Ng, P. C., Levy, S., Huang, J., Stockwell, T. B., Walenz, B. P., Li, K., Axelrod, N., Busam, D. A., Strausberg, R. L., Venter, J. C.
Genetic Variation In an Individual Human Exome
PLoS Genet. 2008 Aug 01; 4(8): e1000160.
There is much interest in characterizing the variation in a human individual, because this may elucidate what contributes significantly to a person's phenotype, thereby enabling personalized genomics. We focus here on the variants in a person's 'exome,' which is the set of exons in a genome, because the exome is believed to harbor much of the functional variation. We provide an analysis of the approximately 12,500 variants that affect the protein coding portion of an individual's genome.
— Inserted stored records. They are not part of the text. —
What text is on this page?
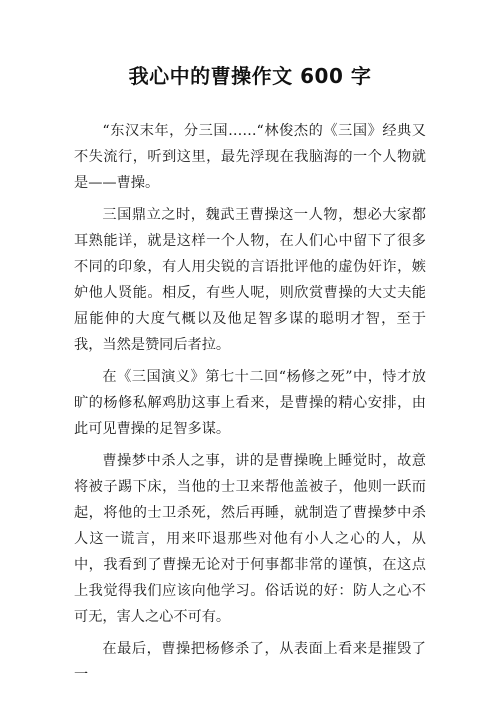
我心中的曹操作文 600 字

“东汉末年，分三国……“林俊杰的《三国》经典又不失流行，听到这里，最先浮现在我脑海的一个人物就是——曹操。

三国鼎立之时，魏武王曹操这一人物，想必大家都耳熟能详，就是这样一个人物，在人们心中留下了很多不同的印象，有人用尖锐的言语批评他的虚伪奸诈，嫉妒他人贤能。相反，有些人呢，则欣赏曹操的大丈夫能屈能伸的大度气概以及他足智多谋的聪明才智，至于我，当然是赞同后者拉。

在《三国演义》第七十二回“杨修之死”中，恃才放旷的杨修私解鸡肋这事上看来，是曹操的精心安排，由此可见曹操的足智多谋。

曹操梦中杀人之事，讲的是曹操晚上睡觉时，故意将被子踢下床，当他的士卫来帮他盖被子，他则一跃而起，将他的士卫杀死，然后再睡，就制造了曹操梦中杀人这一谎言，用来吓退那些对他有小人之心的人，从中，我看到了曹操无论对于何事都非常的谨慎，在这点上我觉得我们应该向他学习。俗话说的好：防人之心不可无，害人之心不可有。

在最后，曹操把杨修杀了，从表面上看来是摧毁了一
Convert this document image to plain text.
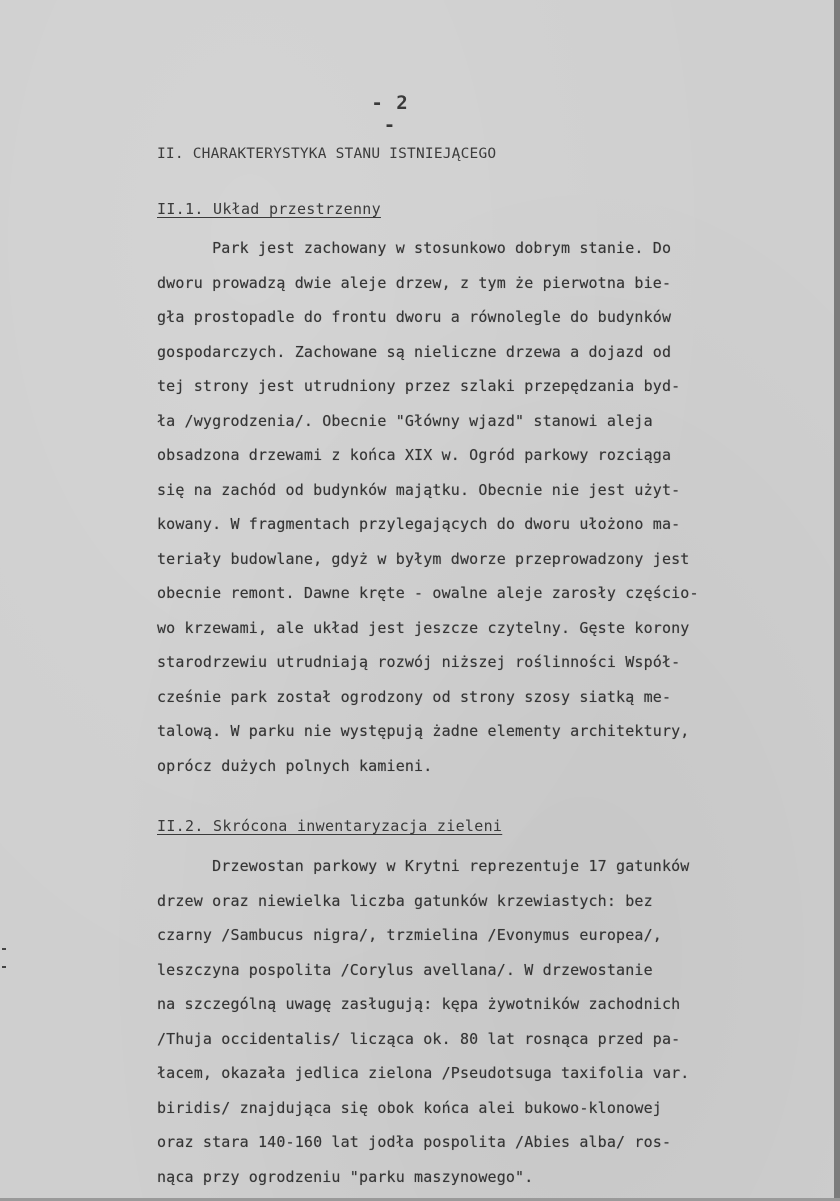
- 2 -
II. CHARAKTERYSTYKA STANU ISTNIEJĄCEGO
II.1. Układ przestrzenny
Park jest zachowany w stosunkowo dobrym stanie. Do
dworu prowadzą dwie aleje drzew, z tym że pierwotna bie-
gła prostopadle do frontu dworu a równolegle do budynków
gospodarczych. Zachowane są nieliczne drzewa a dojazd od
tej strony jest utrudniony przez szlaki przepędzania byd-
ła /wygrodzenia/. Obecnie "Główny wjazd" stanowi aleja
obsadzona drzewami z końca XIX w. Ogród parkowy rozciąga
się na zachód od budynków majątku. Obecnie nie jest użyt-
kowany. W fragmentach przylegających do dworu ułożono ma-
teriały budowlane, gdyż w byłym dworze przeprowadzony jest
obecnie remont. Dawne kręte - owalne aleje zarosły częścio-
wo krzewami, ale układ jest jeszcze czytelny. Gęste korony
starodrzewiu utrudniają rozwój niższej roślinności Współ-
cześnie park został ogrodzony od strony szosy siatką me-
talową. W parku nie występują żadne elementy architektury,
oprócz dużych polnych kamieni.
II.2. Skrócona inwentaryzacja zieleni
Drzewostan parkowy w Krytni reprezentuje 17 gatunków
drzew oraz niewielka liczba gatunków krzewiastych: bez
czarny /Sambucus nigra/, trzmielina /Evonymus europea/,
leszczyna pospolita /Corylus avellana/. W drzewostanie
na szczególną uwagę zasługują: kępa żywotników zachodnich
/Thuja occidentalis/ licząca ok. 80 lat rosnąca przed pa-
łacem, okazała jedlica zielona /Pseudotsuga taxifolia var.
biridis/ znajdująca się obok końca alei bukowo-klonowej
oraz stara 140-160 lat jodła pospolita /Abies alba/ ros-
nąca przy ogrodzeniu "parku maszynowego".
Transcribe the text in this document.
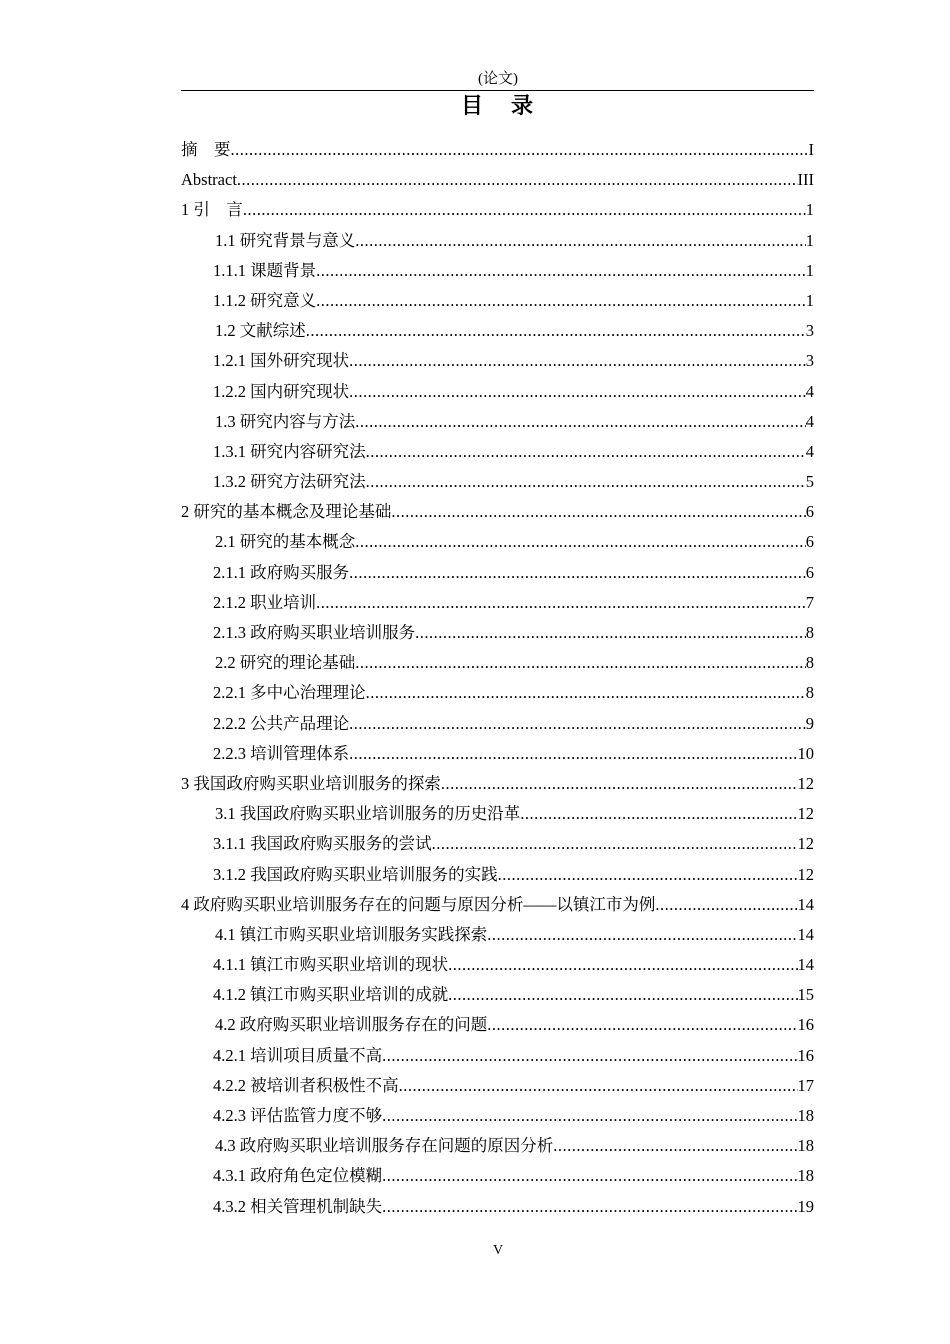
(论文)
目 录
摘　要 .....	I
Abstract .....	III
1 引　言 .....	1
1.1 研究背景与意义 .....	1
1.1.1 课题背景 .....	1
1.1.2 研究意义 .....	1
1.2 文献综述 .....	3
1.2.1 国外研究现状 .....	3
1.2.2 国内研究现状 .....	4
1.3 研究内容与方法 .....	4
1.3.1 研究内容研究法 .....	4
1.3.2 研究方法研究法 .....	5
2 研究的基本概念及理论基础 .....	6
2.1 研究的基本概念 .....	6
2.1.1 政府购买服务 .....	6
2.1.2 职业培训 .....	7
2.1.3 政府购买职业培训服务 .....	8
2.2 研究的理论基础 .....	8
2.2.1 多中心治理理论 .....	8
2.2.2 公共产品理论 .....	9
2.2.3 培训管理体系 .....	10
3 我国政府购买职业培训服务的探索 .....	12
3.1 我国政府购买职业培训服务的历史沿革 .....	12
3.1.1 我国政府购买服务的尝试 .....	12
3.1.2 我国政府购买职业培训服务的实践 .....	12
4 政府购买职业培训服务存在的问题与原因分析——以镇江市为例 .....	14
4.1 镇江市购买职业培训服务实践探索 .....	14
4.1.1 镇江市购买职业培训的现状 .....	14
4.1.2 镇江市购买职业培训的成就 .....	15
4.2 政府购买职业培训服务存在的问题 .....	16
4.2.1 培训项目质量不高 .....	16
4.2.2 被培训者积极性不高 .....	17
4.2.3 评估监管力度不够 .....	18
4.3 政府购买职业培训服务存在问题的原因分析 .....	18
4.3.1 政府角色定位模糊 .....	18
4.3.2 相关管理机制缺失 .....	19
V
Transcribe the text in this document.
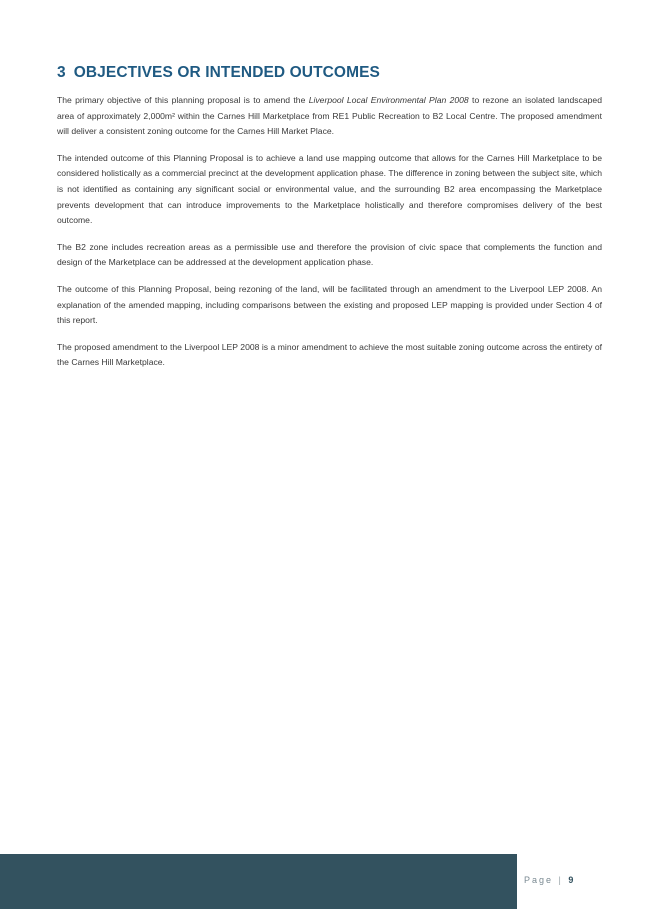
3 OBJECTIVES OR INTENDED OUTCOMES

The primary objective of this planning proposal is to amend the Liverpool Local Environmental Plan 2008 to rezone an isolated landscaped area of approximately 2,000m² within the Carnes Hill Marketplace from RE1 Public Recreation to B2 Local Centre. The proposed amendment will deliver a consistent zoning outcome for the Carnes Hill Market Place.

The intended outcome of this Planning Proposal is to achieve a land use mapping outcome that allows for the Carnes Hill Marketplace to be considered holistically as a commercial precinct at the development application phase. The difference in zoning between the subject site, which is not identified as containing any significant social or environmental value, and the surrounding B2 area encompassing the Marketplace prevents development that can introduce improvements to the Marketplace holistically and therefore compromises delivery of the best outcome.

The B2 zone includes recreation areas as a permissible use and therefore the provision of civic space that complements the function and design of the Marketplace can be addressed at the development application phase.

The outcome of this Planning Proposal, being rezoning of the land, will be facilitated through an amendment to the Liverpool LEP 2008. An explanation of the amended mapping, including comparisons between the existing and proposed LEP mapping is provided under Section 4 of this report.

The proposed amendment to the Liverpool LEP 2008 is a minor amendment to achieve the most suitable zoning outcome across the entirety of the Carnes Hill Marketplace.

Page | 9
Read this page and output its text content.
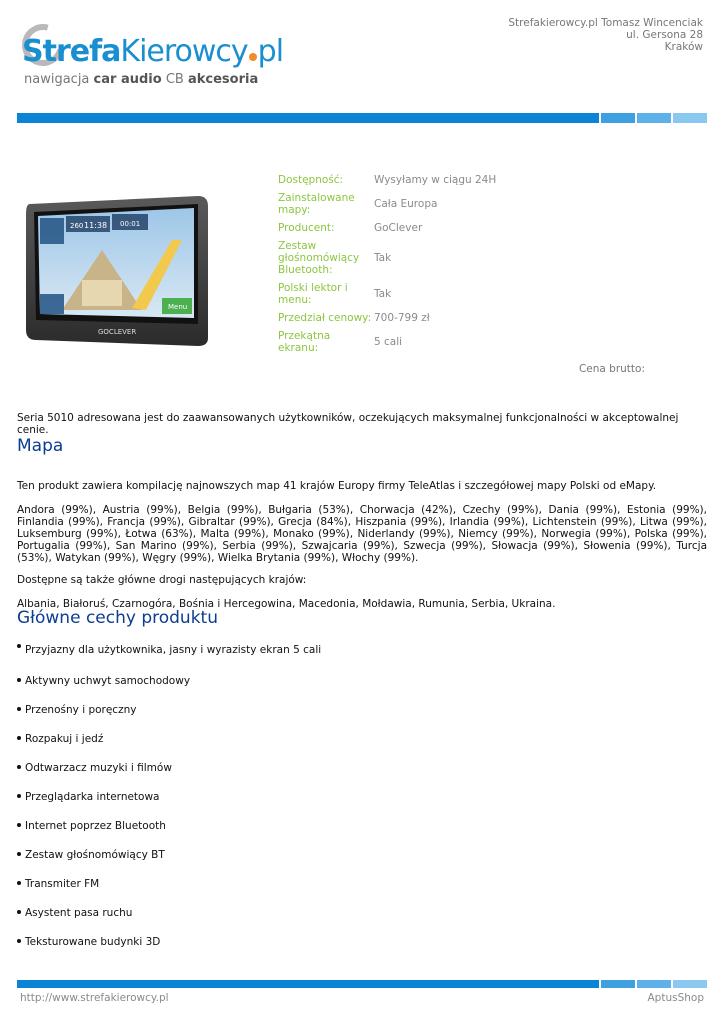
StrefaKierowcy pl
nawigacja car audio CB akcesoria
Strefakierowcy.pl Tomasz Wincenciak
ul. Gersona 28
Kraków
11:38
260	00:01
Menu
GOCLEVER
Dostępność:	Wysyłamy w ciągu 24H
Zainstalowane mapy:	Cała Europa
Producent:	GoClever
Zestaw głośnomówiący Bluetooth:	Tak
Polski lektor i menu:	Tak
Przedział cenowy:	700-799 zł
Przekątna ekranu:	5 cali
Cena brutto:
Seria 5010 adresowana jest do zaawansowanych użytkowników, oczekujących maksymalnej funkcjonalności w akceptowalnej cenie.
Mapa
Ten produkt zawiera kompilację najnowszych map 41 krajów Europy firmy TeleAtlas i szczegółowej mapy Polski od eMapy.
Andora (99%), Austria (99%), Belgia (99%), Bułgaria (53%), Chorwacja (42%), Czechy (99%), Dania (99%), Estonia (99%), Finlandia (99%), Francja (99%), Gibraltar (99%), Grecja (84%), Hiszpania (99%), Irlandia (99%), Lichtenstein (99%), Litwa (99%), Luksemburg (99%), Łotwa (63%), Malta (99%), Monako (99%), Niderlandy (99%), Niemcy (99%), Norwegia (99%), Polska (99%), Portugalia (99%), San Marino (99%), Serbia (99%), Szwajcaria (99%), Szwecja (99%), Słowacja (99%), Słowenia (99%), Turcja (53%), Watykan (99%), Węgry (99%), Wielka Brytania (99%), Włochy (99%).
Dostępne są także główne drogi następujących krajów:
Albania, Białoruś, Czarnogóra, Bośnia i Hercegowina, Macedonia, Mołdawia, Rumunia, Serbia, Ukraina.
Główne cechy produktu
Przyjazny dla użytkownika, jasny i wyrazisty ekran 5 cali
Aktywny uchwyt samochodowy
Przenośny i poręczny
Rozpakuj i jedź
Odtwarzacz muzyki i filmów
Przeglądarka internetowa
Internet poprzez Bluetooth
Zestaw głośnomówiący BT
Transmiter FM
Asystent pasa ruchu
Teksturowane budynki 3D
http://www.strefakierowcy.pl	AptusShop
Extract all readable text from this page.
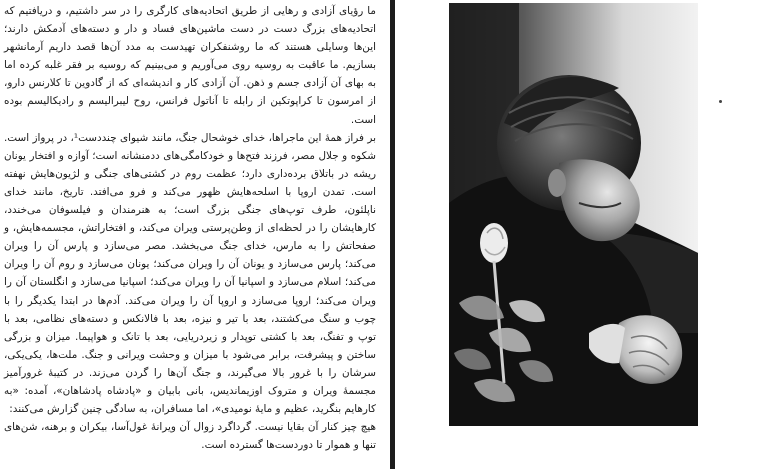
ما رؤیای آزادی و رهایی از طریق اتحادیه‌های کارگری را در سر داشتیم، و دریافتیم که اتحادیه‌های بزرگ دست در دست ماشین‌های فساد و دار و دسته‌های آدمکش دارند؛ این‌ها وسایلی هستند که ما روشنفکران تهیدست به مدد آن‌ها قصد داریم آرمانشهر بسازیم. ما عاقبت به روسیه روی می‌آوریم و می‌بینیم که روسیه بر فقر غلبه کرده اما به بهای آن آزادی جسم و ذهن. آن آزادی کار و اندیشه‌ای که از گادوین تا کلارنس دارو، از امرسون تا کراپوتکین از رابله تا آناتول فرانس، روح لیبرالیسم و رادیکالیسم بوده است.

بر فراز همهٔ این ماجراها، خدای خوشحال جنگ، مانند شیوای چنددست¹، در پرواز است. شکوه و جلال مصر، فرزند فتح‌ها و خودکامگی‌های ددمنشانه است؛ آوازه و افتخار یونان ریشه در باتلاق برده‌داری دارد؛ عظمت روم در کشتی‌های جنگی و لژیون‌هایش نهفته است. تمدن اروپا با اسلحه‌هایش ظهور می‌کند و فرو می‌افتد. تاریخ، مانند خدای ناپلئون، طرف توپ‌های جنگی بزرگ است؛ به هنرمندان و فیلسوفان می‌خندد، کارهایشان را در لحظه‌ای از وطن‌پرستی ویران می‌کند، و افتخاراتش، مجسمه‌هایش، و صفحاتش را به مارس، خدای جنگ می‌بخشد. مصر می‌سازد و پارس آن را ویران می‌کند؛ پارس می‌سازد و یونان آن را ویران می‌کند؛ یونان می‌سازد و روم آن را ویران می‌کند؛ اسلام می‌سازد و اسپانیا آن را ویران می‌کند؛ اسپانیا می‌سازد و انگلستان آن را ویران می‌کند؛ اروپا می‌سازد و اروپا آن را ویران می‌کند. آدم‌ها در ابتدا یکدیگر را با چوب و سنگ می‌کشتند، بعد با تیر و نیزه، بعد با فالانکس و دسته‌های نظامی، بعد با توپ و تفنگ، بعد با کشتی توپدار و زیردریایی، بعد با تانک و هواپیما. میزان و بزرگی ساختن و پیشرفت، برابر می‌شود با میزان و وحشت ویرانی و جنگ. ملت‌ها، یکی‌یکی، سرشان را با غرور بالا می‌گیرند، و جنگ آن‌ها را گردن می‌زند. در کتیبهٔ غرورآمیز مجسمهٔ ویران و متروک اوزیماندیس، بانی بابیان و «پادشاه پادشاهان»، آمده: «به کارهایم بنگرید، عظیم و مایهٔ نومیدی»، اما مسافران، به سادگی چنین گزارش می‌کنند:

هیچ چیز کنار آن بقایا نیست. گرداگرد زوال آن ویرانهٔ غول‌آسا، بیکران و برهنه، شن‌های تنها و هموار تا دوردست‌ها گسترده است.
We identified approximately 10,400 nonsynonymous single nucleotide polymorphisms (nsSNPs) in this individual, of which approximately 15-20% are rare in the human population. We predict approximately 1,500 nsSNPs affect protein function and these tend be heterozygous, rare, or novel. Of the approximately 700 coding indels, approximately half tend to have lengths that are a multiple of three, which causes insertions/deletions of amino acids in the corresponding protein, rather than introducing frameshifts. Coding indels also occur frequently at the termini of genes, so even if an indel causes a frameshift, an alternative start or stop site in the gene can still be used to make a functional protein. In summary, we reduced the set of approximately 12,500 nonsilent coding variants by approximately 8-fold to a set of variants that are most likely to have major effects on their proteins' functions. This is our first glimpse of an individual's exome and a snapshot of the current state of personalized genomics. The majority of coding variants in this individual are common and appear to be functionally neutral. Our results also indicate that some variants can be used to improve the current NCBI human reference genome. As more genomes are sequenced, many rare variants and non-SNP variants will be discovered. We present an approach to analyze the coding variation in humans by proposing multiple bioinformatic methods to hone in on possible functional variation.